A Compact MRI Spectrometer Using Optical Fiber Transmission for Multichannel Signal Acquisition

Abstract

In magnetic resonance imaging (MRI), the method of acquiring signals close to the receiving coil and transferring the acquisition data via optical fibers can avoid electromagnetic (EM) interference and crosstalk in signal transmission to the greatest extent possible. The challenge lies in determining how to realize data transmission cost-effectively and maintain phase coherence between the radio frequency (RF) generator and the signal receiver. This article presents a design for an optical fiber spectrometer that is based on an optical fiber transmission scheme with lightweight resource consumption. The proposed spectrometer is composed of a main unit and an acquisition unit with four receiving channels. The acquisition data are uploaded to the main unit using the SerialLite II protocol, which has a very high transmission rate and is simple to implement in a field-programmable gate array (FPGA) device. The parameters and instructions are sent to the acquisition unit based on the use of a self-defined packing and conventional 8b/10b encoding, and a 60 MHz clock is also transmitted for decoding and signal sampling.
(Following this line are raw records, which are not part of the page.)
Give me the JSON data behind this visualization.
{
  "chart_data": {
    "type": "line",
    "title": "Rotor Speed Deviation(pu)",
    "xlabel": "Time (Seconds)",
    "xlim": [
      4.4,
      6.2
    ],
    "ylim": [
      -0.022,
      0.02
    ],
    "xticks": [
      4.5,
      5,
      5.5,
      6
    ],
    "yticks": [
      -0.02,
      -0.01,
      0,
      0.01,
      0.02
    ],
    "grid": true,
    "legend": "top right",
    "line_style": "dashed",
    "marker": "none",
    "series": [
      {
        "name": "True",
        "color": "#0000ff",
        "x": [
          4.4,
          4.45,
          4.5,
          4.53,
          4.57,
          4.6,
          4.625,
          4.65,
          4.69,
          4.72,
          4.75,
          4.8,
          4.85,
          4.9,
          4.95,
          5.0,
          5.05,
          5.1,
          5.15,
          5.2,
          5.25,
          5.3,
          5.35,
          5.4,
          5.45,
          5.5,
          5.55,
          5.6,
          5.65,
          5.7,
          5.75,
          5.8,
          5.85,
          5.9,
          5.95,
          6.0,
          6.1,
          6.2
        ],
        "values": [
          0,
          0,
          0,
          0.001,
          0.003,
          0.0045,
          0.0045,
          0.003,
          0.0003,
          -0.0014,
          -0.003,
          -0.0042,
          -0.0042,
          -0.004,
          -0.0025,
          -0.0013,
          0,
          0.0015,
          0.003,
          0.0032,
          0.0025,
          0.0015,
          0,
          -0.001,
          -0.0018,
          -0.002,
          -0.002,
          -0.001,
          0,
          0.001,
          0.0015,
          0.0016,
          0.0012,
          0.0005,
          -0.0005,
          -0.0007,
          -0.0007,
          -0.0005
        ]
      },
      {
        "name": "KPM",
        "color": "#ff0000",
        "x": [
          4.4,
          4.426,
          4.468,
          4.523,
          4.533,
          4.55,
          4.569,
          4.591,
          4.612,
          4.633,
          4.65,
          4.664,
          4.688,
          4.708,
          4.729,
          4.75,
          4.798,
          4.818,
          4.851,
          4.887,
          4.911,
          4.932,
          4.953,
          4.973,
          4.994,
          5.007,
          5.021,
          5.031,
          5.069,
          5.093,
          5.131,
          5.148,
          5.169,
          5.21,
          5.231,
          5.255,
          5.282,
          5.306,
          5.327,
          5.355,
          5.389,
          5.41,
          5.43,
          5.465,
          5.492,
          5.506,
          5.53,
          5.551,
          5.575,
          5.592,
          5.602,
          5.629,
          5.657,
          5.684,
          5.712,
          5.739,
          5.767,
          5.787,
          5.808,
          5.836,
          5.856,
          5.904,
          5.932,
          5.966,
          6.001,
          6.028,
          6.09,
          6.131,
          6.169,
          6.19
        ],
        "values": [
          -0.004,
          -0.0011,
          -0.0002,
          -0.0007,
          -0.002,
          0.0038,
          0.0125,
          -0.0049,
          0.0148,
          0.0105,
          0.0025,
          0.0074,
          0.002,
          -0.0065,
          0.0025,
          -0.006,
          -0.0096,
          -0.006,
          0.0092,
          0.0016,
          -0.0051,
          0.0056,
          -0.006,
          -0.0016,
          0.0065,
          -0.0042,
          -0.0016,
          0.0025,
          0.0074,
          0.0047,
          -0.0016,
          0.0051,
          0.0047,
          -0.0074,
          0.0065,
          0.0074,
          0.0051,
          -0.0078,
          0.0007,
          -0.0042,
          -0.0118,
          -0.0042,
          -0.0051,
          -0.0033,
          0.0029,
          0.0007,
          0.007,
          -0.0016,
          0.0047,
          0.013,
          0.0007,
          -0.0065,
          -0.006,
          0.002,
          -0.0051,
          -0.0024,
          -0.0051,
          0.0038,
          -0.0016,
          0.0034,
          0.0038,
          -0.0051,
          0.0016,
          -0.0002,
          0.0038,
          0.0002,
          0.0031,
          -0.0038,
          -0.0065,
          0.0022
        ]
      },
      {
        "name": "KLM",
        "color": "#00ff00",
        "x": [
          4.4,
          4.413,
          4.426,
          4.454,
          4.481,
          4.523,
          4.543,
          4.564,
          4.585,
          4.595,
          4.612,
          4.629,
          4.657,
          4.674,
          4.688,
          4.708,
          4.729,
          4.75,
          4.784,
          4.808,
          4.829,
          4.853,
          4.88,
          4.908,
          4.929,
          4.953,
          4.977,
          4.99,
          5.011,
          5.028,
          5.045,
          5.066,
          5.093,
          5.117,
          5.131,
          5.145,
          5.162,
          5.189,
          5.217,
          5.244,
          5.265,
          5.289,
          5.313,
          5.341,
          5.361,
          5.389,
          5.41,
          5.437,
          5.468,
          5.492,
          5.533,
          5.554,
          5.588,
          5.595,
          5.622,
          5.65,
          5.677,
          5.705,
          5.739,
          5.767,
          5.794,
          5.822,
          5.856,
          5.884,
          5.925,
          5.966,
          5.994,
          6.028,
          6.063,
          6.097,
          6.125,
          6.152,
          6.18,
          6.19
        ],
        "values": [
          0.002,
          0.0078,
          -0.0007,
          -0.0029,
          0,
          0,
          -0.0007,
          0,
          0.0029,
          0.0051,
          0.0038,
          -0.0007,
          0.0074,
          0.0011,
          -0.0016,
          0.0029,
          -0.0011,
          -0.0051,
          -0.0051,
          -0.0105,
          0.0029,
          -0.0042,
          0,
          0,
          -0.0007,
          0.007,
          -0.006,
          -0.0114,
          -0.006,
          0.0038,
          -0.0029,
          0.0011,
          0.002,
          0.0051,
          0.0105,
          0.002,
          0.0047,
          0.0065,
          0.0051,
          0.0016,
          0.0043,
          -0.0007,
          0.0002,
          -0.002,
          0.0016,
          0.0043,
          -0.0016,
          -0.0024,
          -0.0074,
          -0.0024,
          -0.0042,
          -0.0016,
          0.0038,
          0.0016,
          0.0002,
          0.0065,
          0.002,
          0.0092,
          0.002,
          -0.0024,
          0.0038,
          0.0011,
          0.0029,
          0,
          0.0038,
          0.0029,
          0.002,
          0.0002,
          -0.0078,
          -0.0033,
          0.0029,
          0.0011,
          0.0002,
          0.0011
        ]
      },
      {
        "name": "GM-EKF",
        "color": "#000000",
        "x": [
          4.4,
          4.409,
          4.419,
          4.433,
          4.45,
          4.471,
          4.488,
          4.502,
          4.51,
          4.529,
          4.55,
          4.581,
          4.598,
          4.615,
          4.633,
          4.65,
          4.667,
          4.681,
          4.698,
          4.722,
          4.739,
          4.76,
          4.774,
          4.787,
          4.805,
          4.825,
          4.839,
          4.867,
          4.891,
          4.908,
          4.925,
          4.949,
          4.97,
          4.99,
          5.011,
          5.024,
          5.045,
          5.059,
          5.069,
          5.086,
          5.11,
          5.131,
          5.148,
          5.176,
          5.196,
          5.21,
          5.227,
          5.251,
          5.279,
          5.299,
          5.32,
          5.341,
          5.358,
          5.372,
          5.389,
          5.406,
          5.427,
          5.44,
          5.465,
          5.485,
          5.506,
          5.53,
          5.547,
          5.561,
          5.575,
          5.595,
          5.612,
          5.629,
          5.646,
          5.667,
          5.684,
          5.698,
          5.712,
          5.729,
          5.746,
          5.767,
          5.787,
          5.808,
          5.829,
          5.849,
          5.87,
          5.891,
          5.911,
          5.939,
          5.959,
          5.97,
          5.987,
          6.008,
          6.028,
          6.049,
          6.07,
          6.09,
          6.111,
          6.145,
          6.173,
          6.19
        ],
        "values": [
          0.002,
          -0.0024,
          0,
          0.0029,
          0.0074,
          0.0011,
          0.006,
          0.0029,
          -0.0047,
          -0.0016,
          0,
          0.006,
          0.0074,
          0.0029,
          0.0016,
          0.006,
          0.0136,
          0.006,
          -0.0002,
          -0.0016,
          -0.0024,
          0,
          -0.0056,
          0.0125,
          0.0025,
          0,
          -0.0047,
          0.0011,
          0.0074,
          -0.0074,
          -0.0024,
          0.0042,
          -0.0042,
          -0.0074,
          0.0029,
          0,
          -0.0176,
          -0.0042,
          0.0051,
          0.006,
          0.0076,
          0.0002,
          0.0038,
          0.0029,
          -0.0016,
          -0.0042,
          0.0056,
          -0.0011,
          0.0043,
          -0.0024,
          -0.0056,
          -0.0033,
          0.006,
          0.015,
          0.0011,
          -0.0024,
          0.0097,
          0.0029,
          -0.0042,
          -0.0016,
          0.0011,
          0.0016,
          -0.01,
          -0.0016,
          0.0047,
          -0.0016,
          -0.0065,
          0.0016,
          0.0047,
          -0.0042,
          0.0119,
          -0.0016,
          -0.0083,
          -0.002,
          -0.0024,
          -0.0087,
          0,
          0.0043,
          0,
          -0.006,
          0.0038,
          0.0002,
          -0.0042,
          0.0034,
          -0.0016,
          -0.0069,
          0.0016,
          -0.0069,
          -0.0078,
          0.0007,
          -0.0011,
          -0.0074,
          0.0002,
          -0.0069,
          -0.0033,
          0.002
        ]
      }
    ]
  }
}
To maintain phase coherence, specific timing information is appended to the downloaded initialization instruction for the digital local oscillator (LO) of the digital down converter (DDC) to ensure time alignment of the initialization events. Test results show that the transmission rate for the acquisition data reaches approximately 1440 Mb/s, and phase coherence is maintained reliably. Imaging experiments in a 0.35 T MRI system achieved satisfactory image quality.